Consult the CRA Definitions for Employee vs Self-employed
Friday, February 17th, 2012The Canada Revenue Agency provides definitions that help you determine whether your staff should be treated as employees or self-employed. Review this material.
Annual T-Slip Deadline – February 29, 2012
Thursday, February 2nd, 2012Staff Post
By Heather Young
The annual payroll reporting deadline is looming. T4 and T4A slips must be filed by Wednesday, February 29, 2012.
T4 Slips
In preparation, you should reconcile your payroll accounts: make sure that the balance on your PD7A form (i.e. the total source deductions that the government acknowledges receiving) matches the total of the cheques you issued.
Conduct your own “pensionable and insurable earnings review.” The Canada Revenue Agency (CRA) checks this for every filer. Before you submit your T4s, you should confirm that the correct CPP and EI amounts were withheld, and were properly matched with employer contributions. If you find any shortage, it needs to be accrued to the employee record and remitted to the CRA.
Review your company’s employment relationships for any taxable benefits. Taxable benefits are items above and beyond payroll that have a value for employees, and that the CRA considers taxable income. Check this page on the CRA website for information about cell phones, parking, transit passes, insurance, gifts and other benefits.
Taxable benefits should be processed on a pay period by pay period basis, as required by law. If you’ve overlooked something, though, be sure to record it and remit the appropriate taxes at payroll year-end.
T4A Slips
Here’s the CRA’s word on when you need to issue T4A slips.
For small not-for-profits, including arts organizations, the most common requirement is to document “fees or other amounts for services.” This includes freelancer and self-employed contractor fees and, indeed, fees paid to any unincorporated business. (That is, cases where the fees are to be reported on a personal income tax return.)
Amounts paid to freelancers are to be reported on Box 48 of the T4A slip.
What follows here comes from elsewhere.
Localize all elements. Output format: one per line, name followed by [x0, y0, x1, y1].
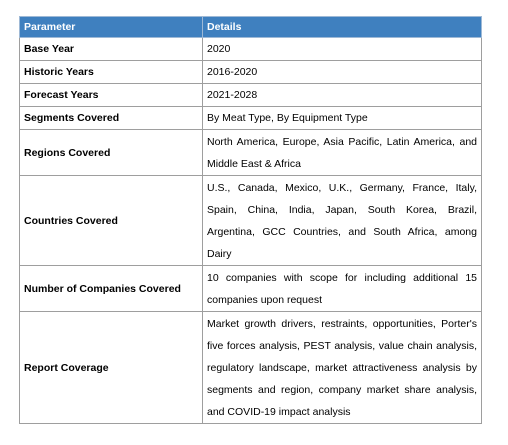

Here’s what the Canadian Payroll Association says about T4As: “The CRA is currently conducting a review of the types of payments that payers will be required to report in this box (i.e. Box 48). While this reporting requirement may be expanded in the future, it currently applies only to payers of independent or self-employed contractors, who should report any fees (excluding GST/HST) on the T4A using Box 48.”
Late filing
The penalties for late filing of T4 and T4A information returns can be found here on the CRA website.